Every year in Sweden a child is born with the unusual skeletal disease malignant infantile osteopetrosis, which means that the normal degradation process in the bones is not working. 

 - Our skeleton is not static but bone tissue is continuously broken down and rebuilt throughout life. In osteopetrosis, the cells that are supposed to break down bones are affected, which results in the skeleton becoming denser and heavier than normal, says Johan Richter, professor at the Department of Laboratory Medicine and attending physician at Skåne University Hospital. 

When there is too much bone, the space for bone marrow and nerves becomes smaller. Then, for example, the optic nerve can become compressed which leads to blindness and serious illness in affected children. If the disease is not detected and treated early in life, the child might die. A stem cell transplant is necessary, but there are great risks associated with such a transplant and these patients are fragile. Therefore, alternative treatment methods are needed. The research group has conducted in vitro and preclinical studies with successful results. There are mice that suffer from a disease that is very similar to the human form. Johan Richter and his colleagues have been able to correct the genetic defect that causes the disease in these mice. 

 - Lentiviral vectors are a type of modified viruses that can introduce genetic material into various cells. Once the vector has delivered the healthy gene TCIRG-1, the DNA of the blood stem cells is corrected and the cells that degrade bone begin to function normally again, says Ilana Moscatelli, first author of the study. 

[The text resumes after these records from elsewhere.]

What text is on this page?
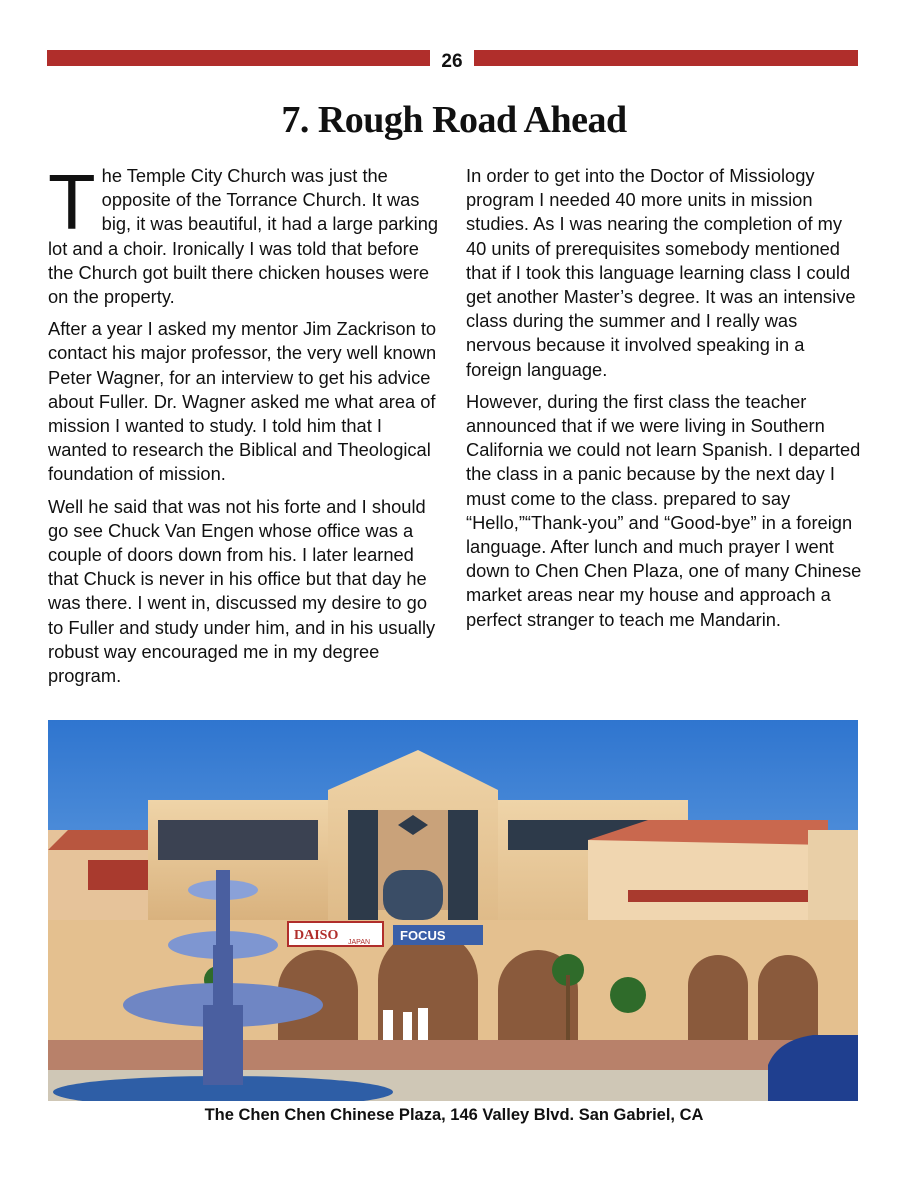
26
7. Rough Road Ahead

The Temple City Church was just the opposite of the Torrance Church. It was big, it was beautiful, it had a large parking lot and a choir. Ironically I was told that before the Church got built there chicken houses were on the property.

After a year I asked my mentor Jim Zackrison to contact his major professor, the very well known Peter Wagner, for an interview to get his advice about Fuller. Dr. Wagner asked me what area of mission I wanted to study. I told him that I wanted to research the Biblical and Theological foundation of mission.

Well he said that was not his forte and I should go see Chuck Van Engen whose office was a couple of doors down from his. I later learned that Chuck is never in his office but that day he was there. I went in, discussed my desire to go to Fuller and study under him, and in his usually robust way encouraged me in my degree program.

In order to get into the Doctor of Missiology program I needed 40 more units in mission studies. As I was nearing the completion of my 40 units of prerequisites somebody mentioned that if I took this language learning class I could get another Master’s degree. It was an intensive class during the summer and I really was nervous because it involved speaking in a foreign language.

However, during the first class the teacher announced that if we were living in Southern California we could not learn Spanish. I departed the class in a panic because by the next day I must come to the class. prepared to say “Hello,”“Thank-you” and “Good-bye” in a foreign language. After lunch and much prayer I went down to Chen Chen Plaza, one of many Chinese market areas near my house and approach a perfect stranger to teach me Mandarin.

DAISO JAPAN FOCUS
The Chen Chen Chinese Plaza, 146 Valley Blvd. San Gabriel, CA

The research results have now been published, but in order to be able to bring the research findings to the patients, clinical trials must also be carried out. The translational development is associated with large costs and there are no simple ways to obtain sufficient funding within the academic system to ensure routines and analyses from a clinical perspective. 

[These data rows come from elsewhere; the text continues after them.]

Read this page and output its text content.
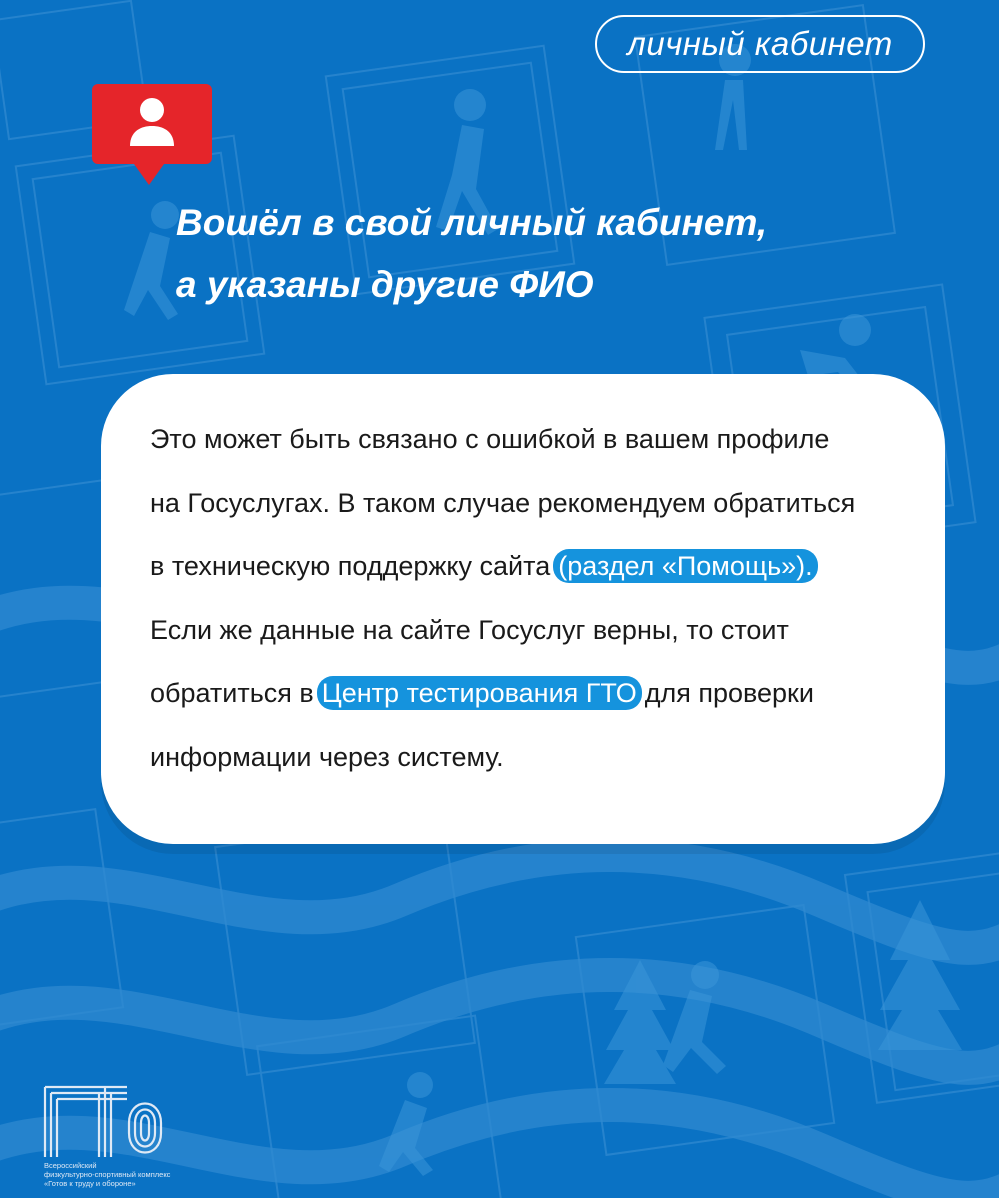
личный кабинет
Вошёл в свой личный кабинет,
а указаны другие ФИО
Это может быть связано с ошибкой в вашем профиле
на Госуслугах. В таком случае рекомендуем обратиться
в техническую поддержку сайта (раздел «Помощь»).
Если же данные на сайте Госуслуг верны, то стоит
обратиться в Центр тестирования ГТО для проверки
информации через систему.
Всероссийский
физкультурно-спортивный комплекс
«Готов к труду и обороне»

 - I was basically prepared to close down the research because I realized that our small research group does not have the financial muscles needed to take the research further, says Johan Richter. 

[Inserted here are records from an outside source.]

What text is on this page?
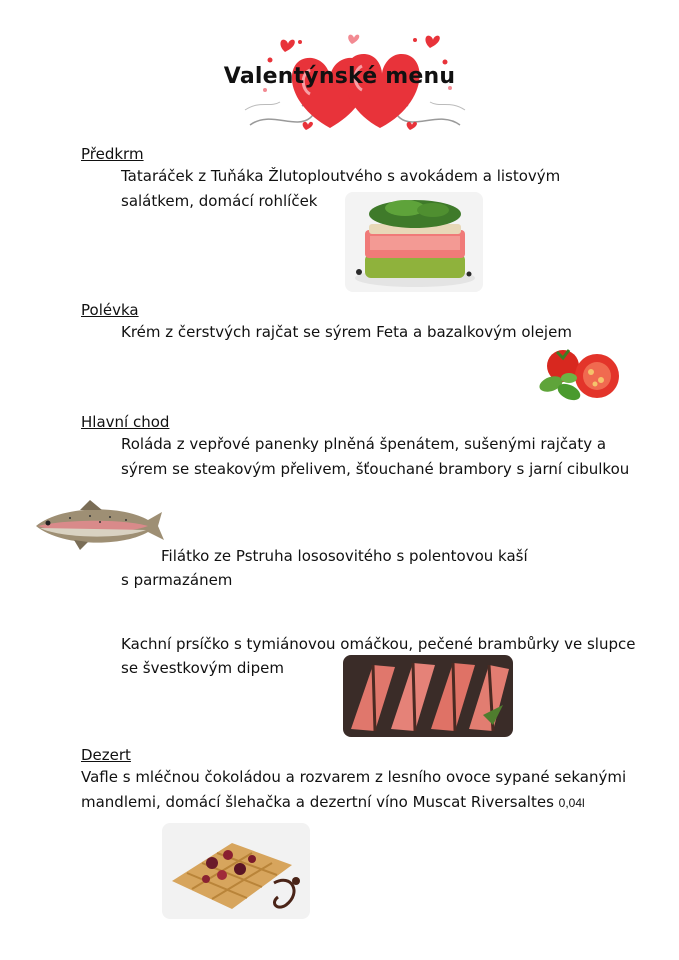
Valentýnské menu
Předkrm
Tataráček z Tuňáka Žlutoploutvého s avokádem a listovým
salátkem, domácí rohlíček
Polévka
Krém z čerstvých rajčat se sýrem Feta a bazalkovým olejem
Hlavní chod
Roláda z vepřové panenky plněná špenátem, sušenými rajčaty a
sýrem se steakovým přelivem, šťouchané brambory s jarní cibulkou
Filátko ze Pstruha lososovitého s polentovou kaší
s parmazánem
Kachní prsíčko s tymiánovou omáčkou, pečené brambůrky ve slupce
se švestkovým dipem
Dezert
Vafle s mléčnou čokoládou a rozvarem z lesního ovoce sypané sekanými
mandlemi, domácí šlehačka a dezertní víno Muscat Riversaltes 0,04l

That was when the American biotech company Rocket Pharma got in touch and was interested in a collaboration. Johan Richter thought the first email was spam, but upon renewed contact it became clear that Rocket Pharma was a serious company that had already developed a platform for the treatment of several different genetic diseases that affect blood and bone marrow. 

 - We have collaborated for four years now and it has worked very well and we have learned a lot during the whole process about what is required to get a clinical trial approved by the FDA (Food and Drug Administration in the USA). The paperwork alone of around 4,000 pages to be submitted to the FDA has taken around eight months to prepare. Now we hope that the clinical trial will be successful, Johan Richter concludes.